The seeing was crisp and clear. From the top of the cliffs one could see across the Wash, all the way to Lincolnshire, and, on the horizon, the full majesty of a wind farm, out at sea. The weather, however, was a bitter wind from the north, which kept beachfront frolics to a minimum, although the rebbitzin, being a twitcher of another kind, pointed out fulmars squabbling in crevices high on the cliffs.

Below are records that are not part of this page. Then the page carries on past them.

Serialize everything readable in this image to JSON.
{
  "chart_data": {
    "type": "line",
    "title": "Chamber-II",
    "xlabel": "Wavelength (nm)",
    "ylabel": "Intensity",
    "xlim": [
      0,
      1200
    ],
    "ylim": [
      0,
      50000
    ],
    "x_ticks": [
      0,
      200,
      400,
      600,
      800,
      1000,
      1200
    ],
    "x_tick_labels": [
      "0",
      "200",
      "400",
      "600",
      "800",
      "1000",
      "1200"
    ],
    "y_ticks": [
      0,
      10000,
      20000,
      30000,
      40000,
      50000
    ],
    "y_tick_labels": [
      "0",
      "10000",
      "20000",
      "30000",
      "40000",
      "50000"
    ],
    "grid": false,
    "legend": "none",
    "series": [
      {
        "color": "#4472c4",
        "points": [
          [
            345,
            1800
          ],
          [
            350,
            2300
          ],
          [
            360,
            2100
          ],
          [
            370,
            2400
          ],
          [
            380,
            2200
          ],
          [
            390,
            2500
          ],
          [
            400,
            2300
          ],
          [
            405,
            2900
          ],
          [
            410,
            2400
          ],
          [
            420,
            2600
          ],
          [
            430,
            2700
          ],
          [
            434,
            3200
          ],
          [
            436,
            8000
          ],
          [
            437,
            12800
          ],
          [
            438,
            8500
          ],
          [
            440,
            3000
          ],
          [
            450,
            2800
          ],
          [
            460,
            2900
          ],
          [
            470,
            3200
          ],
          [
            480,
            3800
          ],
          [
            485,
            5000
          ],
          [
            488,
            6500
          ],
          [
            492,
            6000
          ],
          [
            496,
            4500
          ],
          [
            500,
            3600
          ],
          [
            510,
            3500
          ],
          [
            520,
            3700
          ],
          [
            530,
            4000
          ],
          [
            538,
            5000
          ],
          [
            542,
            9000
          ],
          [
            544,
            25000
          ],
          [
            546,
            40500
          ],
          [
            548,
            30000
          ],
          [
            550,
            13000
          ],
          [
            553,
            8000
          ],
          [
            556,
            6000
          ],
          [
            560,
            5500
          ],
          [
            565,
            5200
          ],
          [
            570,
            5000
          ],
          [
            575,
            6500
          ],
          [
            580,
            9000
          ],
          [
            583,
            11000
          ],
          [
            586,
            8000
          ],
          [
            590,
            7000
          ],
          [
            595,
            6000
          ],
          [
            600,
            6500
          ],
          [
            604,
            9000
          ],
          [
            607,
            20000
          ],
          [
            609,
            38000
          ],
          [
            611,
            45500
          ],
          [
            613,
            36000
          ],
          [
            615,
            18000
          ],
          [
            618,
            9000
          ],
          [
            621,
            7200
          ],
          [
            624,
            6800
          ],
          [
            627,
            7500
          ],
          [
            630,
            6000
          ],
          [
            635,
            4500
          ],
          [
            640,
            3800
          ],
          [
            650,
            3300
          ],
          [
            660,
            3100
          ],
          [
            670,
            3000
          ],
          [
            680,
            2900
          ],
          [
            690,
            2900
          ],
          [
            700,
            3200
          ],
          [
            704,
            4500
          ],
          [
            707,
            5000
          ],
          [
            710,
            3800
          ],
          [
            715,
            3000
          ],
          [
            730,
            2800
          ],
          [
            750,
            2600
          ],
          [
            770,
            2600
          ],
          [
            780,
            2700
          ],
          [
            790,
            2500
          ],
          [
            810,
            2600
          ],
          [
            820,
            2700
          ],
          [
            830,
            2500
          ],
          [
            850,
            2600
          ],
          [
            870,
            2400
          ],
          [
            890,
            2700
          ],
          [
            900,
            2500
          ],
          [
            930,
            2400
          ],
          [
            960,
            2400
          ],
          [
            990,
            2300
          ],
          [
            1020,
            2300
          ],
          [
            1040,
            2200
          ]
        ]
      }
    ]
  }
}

This is the time of year when one takes stock. It ends, for me, on a muted note. Projects I’ve been involved in are either in remote pre-pre-pre development; are coming to an end; or are never likely to get off the ground to begin with. I’m also having these recurring dreams in which I am ostentatiously undervalued … and also hearing, for the second time in recent memory, of a marriage I’d assumed to have been as solid as a rock, breaking apart. This causes a peculiar kind of distress. I can’t help but wish I could get the couple in front of me and knock their heads together. Marriage can be very hard, but if one makes a promise, one should really do one’s best to keep it, unless the provocation to part is unendurable. But peoples’ inner lives, perhaps, are like the winter weather – chill, and full of shadows. Nevertheless one should, I feel, hang on in there against the certainty that Spring will one day come. For, as a blessing-twitcher can say, every day, even if he never catches a glimpse of HM in his life:
We praise You, Eternal God, Sovereign of the universe, whose world is filled with beauty.